米国永住権の失効と放棄 ― 放棄すべきかどうかの判断材料 ―
CDH会計事務所
米国公認会計士
武藤 登
国際税務のコンサルをしていて最近一番多い相談の一つが永住権の維持か放棄についてです。米国の永住権は「一度取れば一生有効」というわけではなく、一定の条件で失効(または実質的に無効)になることがあります。また、自分の意思で放棄する手続きも用意されています。それぞれ分かりやすく整理してみました。
(1)グリーンカードの「失効(無効化)」の主な条件
これは厳密には「自動で即失効」というより、永住者の資格を維持していないと判断されるケースです。
1. 長期間アメリカを離れる(最も多いケース)
1年以上の国外滞在 → 再入国時に永住資格を疑われる
6か月以上でも審査が厳しくなる
問題になるポイント: 「アメリカに住む意思があるか?」が重視される
例として
海外で長期就労
家族・住居が海外にある
米国に税申告していない
結果として入国時に「永住権を放棄した」とみなされる可能性が高くなります。
2. アメリカに居住実態がない場合
以下が揃うと危険です。
米国内に住所がない
米国で働いていない
税務申告をしていない
IRSへの確定申告は「居住意思」の重要な証拠となります。
3. 犯罪・移民法違反
重犯罪(drug, fraud, violent crimesなど)
移民詐欺
偽装結婚
これらは強制的に永住権剥奪(removal/deportation)されてしまいます。
4. 帰化申請の虚偽など
グリーンカード取得時の虚偽が発覚
5. 再入国許可(Reentry Permit)なしで長期離脱
2年以上海外滞在 → ほぼアウト
Reentry Permitがあれば最大2年までは比較的安全
(2)グリーンカードの「放棄手続き」
正式にはForm I-407(Record of Abandonment of Lawful Permanent Resident Status)を記入し
グリーンカードを同封してUSCISに送付します。放棄する主な理由として挙げられるのは下記です。
日本に完全帰国する
税務負担を避けたい(全世界所得課税)
他国の永住権・国籍を優先
米国に住む予定がない
放棄のメリット・注意点
<メリット>
米国の税務申告義務(全世界所得)が終了
入国管理のストレスがなくなる
<注意点>
一度放棄すると簡単には戻れない
再取得は「最初からやり直し」
ここでよくある誤解を紹介します。
「カードの有効期限=永住権の期限」ではありません。
カード(10年)は更新制
永住資格は条件付きで継続 される
カードに記載されている有効期限が切れたからといって、永住権が自動的に失効するわけではありません。

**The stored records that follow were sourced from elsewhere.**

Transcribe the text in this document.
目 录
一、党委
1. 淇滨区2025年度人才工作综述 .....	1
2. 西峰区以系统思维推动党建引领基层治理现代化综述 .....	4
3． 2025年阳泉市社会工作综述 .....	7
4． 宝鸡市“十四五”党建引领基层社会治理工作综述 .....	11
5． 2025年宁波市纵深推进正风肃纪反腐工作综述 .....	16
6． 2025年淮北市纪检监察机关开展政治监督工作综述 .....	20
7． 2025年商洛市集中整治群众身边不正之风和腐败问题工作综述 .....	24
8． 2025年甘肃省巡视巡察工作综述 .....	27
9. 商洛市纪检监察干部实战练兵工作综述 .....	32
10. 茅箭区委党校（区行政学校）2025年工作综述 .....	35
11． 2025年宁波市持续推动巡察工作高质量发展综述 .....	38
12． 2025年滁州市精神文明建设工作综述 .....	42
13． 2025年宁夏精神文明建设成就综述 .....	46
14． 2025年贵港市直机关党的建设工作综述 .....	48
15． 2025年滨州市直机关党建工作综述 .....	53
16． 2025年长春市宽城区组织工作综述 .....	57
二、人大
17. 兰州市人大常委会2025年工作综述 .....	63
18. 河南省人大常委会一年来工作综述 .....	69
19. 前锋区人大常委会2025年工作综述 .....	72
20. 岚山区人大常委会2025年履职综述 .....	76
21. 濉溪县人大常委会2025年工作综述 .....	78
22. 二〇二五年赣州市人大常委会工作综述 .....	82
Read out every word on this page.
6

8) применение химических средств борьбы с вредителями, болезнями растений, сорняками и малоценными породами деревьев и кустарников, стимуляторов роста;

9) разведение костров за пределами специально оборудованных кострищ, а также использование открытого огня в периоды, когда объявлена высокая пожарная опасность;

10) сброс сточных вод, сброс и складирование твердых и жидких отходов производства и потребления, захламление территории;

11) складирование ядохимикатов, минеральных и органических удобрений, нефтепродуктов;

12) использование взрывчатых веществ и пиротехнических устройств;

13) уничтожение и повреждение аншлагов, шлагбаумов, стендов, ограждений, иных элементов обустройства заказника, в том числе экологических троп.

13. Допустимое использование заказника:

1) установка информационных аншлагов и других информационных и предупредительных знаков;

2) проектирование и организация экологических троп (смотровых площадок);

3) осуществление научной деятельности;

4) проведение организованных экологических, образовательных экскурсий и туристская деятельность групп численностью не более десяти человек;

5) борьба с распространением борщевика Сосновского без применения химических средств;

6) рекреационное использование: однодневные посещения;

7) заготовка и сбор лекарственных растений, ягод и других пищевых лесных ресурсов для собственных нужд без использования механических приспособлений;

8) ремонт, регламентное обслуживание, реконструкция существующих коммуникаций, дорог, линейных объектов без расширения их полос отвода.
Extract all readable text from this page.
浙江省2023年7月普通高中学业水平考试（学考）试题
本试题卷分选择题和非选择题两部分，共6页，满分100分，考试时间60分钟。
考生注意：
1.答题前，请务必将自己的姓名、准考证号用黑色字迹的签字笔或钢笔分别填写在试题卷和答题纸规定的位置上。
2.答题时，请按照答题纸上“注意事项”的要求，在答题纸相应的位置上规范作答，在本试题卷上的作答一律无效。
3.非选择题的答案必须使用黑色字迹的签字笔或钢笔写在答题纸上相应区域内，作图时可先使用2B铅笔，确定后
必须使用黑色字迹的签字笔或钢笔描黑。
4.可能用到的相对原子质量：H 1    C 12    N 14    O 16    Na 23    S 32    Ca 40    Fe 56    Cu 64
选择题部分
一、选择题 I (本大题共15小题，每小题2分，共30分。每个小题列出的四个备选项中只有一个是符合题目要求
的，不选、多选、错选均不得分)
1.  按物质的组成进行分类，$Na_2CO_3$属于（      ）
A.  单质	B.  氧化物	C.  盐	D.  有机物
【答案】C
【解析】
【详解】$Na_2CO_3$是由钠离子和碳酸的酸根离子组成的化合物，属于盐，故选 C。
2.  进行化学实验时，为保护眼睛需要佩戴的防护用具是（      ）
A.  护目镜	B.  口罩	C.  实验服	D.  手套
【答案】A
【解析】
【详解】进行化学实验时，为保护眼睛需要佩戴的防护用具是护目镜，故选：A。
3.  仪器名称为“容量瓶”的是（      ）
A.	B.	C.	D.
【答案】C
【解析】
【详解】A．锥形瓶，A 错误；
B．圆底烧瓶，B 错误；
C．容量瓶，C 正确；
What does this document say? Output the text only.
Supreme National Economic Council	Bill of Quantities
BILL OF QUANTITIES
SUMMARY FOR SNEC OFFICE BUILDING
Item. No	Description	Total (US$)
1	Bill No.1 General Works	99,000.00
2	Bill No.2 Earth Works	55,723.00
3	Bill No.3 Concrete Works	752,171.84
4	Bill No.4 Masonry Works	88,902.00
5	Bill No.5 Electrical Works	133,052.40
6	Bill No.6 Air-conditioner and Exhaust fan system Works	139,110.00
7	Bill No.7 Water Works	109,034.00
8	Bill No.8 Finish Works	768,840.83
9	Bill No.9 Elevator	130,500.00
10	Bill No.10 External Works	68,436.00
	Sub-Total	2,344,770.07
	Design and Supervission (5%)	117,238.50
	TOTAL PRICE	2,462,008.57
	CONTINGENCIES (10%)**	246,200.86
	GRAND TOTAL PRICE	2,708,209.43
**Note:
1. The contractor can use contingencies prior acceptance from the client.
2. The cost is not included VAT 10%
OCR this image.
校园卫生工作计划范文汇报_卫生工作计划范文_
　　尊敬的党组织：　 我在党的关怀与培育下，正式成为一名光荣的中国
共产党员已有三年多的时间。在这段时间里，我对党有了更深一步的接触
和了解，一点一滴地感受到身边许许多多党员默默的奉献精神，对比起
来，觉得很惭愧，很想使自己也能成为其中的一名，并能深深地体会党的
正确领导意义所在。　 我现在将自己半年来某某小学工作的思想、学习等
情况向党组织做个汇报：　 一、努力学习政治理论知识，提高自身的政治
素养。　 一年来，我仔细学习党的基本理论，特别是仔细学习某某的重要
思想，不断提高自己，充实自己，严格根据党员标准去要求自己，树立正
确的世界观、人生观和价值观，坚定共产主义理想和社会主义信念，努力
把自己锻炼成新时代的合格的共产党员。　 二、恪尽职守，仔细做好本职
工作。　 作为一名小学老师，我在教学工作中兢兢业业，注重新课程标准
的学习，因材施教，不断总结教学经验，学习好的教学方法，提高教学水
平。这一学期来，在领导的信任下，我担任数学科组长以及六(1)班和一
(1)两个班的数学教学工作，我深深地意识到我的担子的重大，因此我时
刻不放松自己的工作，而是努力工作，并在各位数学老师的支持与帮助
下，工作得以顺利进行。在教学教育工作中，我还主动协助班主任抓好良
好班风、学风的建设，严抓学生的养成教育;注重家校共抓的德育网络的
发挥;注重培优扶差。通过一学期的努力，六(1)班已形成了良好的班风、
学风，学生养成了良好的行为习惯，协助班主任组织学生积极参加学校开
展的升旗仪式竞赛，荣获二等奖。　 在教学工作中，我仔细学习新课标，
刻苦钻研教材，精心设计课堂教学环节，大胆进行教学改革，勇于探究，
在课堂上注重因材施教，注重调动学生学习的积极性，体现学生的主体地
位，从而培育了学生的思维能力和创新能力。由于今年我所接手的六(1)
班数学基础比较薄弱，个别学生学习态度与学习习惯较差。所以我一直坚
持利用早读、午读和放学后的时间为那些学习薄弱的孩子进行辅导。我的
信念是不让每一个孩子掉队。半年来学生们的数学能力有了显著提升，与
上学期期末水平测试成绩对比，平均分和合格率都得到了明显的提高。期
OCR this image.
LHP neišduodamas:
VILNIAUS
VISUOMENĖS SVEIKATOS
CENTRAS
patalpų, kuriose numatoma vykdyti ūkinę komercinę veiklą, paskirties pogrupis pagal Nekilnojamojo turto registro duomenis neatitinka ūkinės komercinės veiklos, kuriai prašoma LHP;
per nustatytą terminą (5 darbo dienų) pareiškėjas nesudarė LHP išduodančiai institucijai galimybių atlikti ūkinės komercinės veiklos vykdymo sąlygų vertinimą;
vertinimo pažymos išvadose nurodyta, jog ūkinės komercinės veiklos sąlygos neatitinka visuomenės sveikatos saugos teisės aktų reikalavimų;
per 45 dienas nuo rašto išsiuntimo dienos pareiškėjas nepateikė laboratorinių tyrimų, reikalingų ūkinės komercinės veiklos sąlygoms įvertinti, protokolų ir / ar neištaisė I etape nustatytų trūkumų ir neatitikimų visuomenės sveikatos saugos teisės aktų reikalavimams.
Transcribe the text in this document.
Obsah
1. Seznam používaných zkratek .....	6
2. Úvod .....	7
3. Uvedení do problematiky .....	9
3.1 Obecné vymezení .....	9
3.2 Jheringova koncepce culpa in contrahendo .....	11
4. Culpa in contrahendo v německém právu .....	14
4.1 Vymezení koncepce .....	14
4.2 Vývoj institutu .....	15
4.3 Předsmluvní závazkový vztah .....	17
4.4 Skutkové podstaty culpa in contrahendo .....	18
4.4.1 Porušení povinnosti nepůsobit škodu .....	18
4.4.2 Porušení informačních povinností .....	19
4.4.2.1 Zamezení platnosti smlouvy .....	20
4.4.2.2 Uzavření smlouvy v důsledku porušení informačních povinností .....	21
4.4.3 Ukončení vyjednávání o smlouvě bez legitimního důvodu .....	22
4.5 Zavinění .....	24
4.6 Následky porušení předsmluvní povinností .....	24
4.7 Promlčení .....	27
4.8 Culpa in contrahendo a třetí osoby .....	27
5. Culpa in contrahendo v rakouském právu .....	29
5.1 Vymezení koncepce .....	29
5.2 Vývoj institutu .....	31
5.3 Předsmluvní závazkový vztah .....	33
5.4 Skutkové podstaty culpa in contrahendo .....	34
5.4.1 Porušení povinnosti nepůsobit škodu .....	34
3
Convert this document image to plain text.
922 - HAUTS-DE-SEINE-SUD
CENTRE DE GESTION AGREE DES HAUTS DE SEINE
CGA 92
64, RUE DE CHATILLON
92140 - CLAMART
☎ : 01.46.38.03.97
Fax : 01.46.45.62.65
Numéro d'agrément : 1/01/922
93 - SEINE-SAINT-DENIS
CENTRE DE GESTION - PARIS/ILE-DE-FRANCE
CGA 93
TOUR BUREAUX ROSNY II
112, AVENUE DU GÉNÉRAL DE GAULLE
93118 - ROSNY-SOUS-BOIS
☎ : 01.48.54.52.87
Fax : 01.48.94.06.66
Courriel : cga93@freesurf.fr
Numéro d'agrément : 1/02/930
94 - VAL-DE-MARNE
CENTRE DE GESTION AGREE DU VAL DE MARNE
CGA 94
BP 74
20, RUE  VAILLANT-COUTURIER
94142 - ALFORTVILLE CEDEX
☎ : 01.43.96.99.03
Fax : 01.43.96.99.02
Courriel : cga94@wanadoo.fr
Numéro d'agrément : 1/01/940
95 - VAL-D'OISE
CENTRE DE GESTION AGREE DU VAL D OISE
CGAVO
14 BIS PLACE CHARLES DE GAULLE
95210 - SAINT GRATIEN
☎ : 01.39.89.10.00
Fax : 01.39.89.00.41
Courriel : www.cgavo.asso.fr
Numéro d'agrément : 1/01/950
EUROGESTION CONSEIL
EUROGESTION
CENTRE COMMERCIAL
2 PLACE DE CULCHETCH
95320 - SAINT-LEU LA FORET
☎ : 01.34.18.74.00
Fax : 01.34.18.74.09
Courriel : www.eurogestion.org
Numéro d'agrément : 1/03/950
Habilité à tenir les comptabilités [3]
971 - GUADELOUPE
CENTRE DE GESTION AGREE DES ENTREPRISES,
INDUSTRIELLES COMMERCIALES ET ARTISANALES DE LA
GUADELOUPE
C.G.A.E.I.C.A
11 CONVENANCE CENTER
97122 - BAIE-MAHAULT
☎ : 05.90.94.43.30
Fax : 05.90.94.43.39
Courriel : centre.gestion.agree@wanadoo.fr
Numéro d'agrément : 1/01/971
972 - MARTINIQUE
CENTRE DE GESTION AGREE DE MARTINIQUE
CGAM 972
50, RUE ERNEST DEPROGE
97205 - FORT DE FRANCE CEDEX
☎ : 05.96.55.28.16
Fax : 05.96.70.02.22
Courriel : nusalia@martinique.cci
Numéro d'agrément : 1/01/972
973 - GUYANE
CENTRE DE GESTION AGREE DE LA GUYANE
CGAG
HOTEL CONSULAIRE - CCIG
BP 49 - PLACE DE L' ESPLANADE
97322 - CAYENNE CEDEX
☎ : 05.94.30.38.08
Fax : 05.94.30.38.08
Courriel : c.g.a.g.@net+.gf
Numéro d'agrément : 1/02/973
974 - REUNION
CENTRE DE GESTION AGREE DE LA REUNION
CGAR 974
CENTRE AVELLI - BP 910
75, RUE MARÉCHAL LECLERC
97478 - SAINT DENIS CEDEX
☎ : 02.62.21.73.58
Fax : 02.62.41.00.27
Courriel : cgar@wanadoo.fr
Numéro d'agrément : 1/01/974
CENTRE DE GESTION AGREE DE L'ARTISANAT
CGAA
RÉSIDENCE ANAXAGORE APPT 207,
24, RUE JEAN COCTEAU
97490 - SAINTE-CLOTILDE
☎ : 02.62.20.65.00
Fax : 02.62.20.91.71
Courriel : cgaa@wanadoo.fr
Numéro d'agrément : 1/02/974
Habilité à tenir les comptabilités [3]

次に放棄すべきかどうかの判断基準をパターン別にいくつか纏めてみました。
<ケースA>
放棄するのが合理的だと考えられます。
日本に完全帰国
米国収入なし
税務負担だけ残る
<ケースB>
悩みどころなので、数年維持して様子見するのがよいかと思われます。
今は日本だが将来未定
米国に資産あり
<ケースC>
そのまま慎重に維持することをおすすめします。
米国復帰の可能性あり
子供・仕事・投資で関係継続
最後になりますが、放棄の判断基準材料は最終的にはこの3つに集約できると思われます。
住む意思があるか
税務負担に見合う価値があるか
将来の選択肢を残したいか
上記は一般的な情報をまとめただけのものですので、ご不明な点があれば必ず移民法専門の弁護士にご相談ください。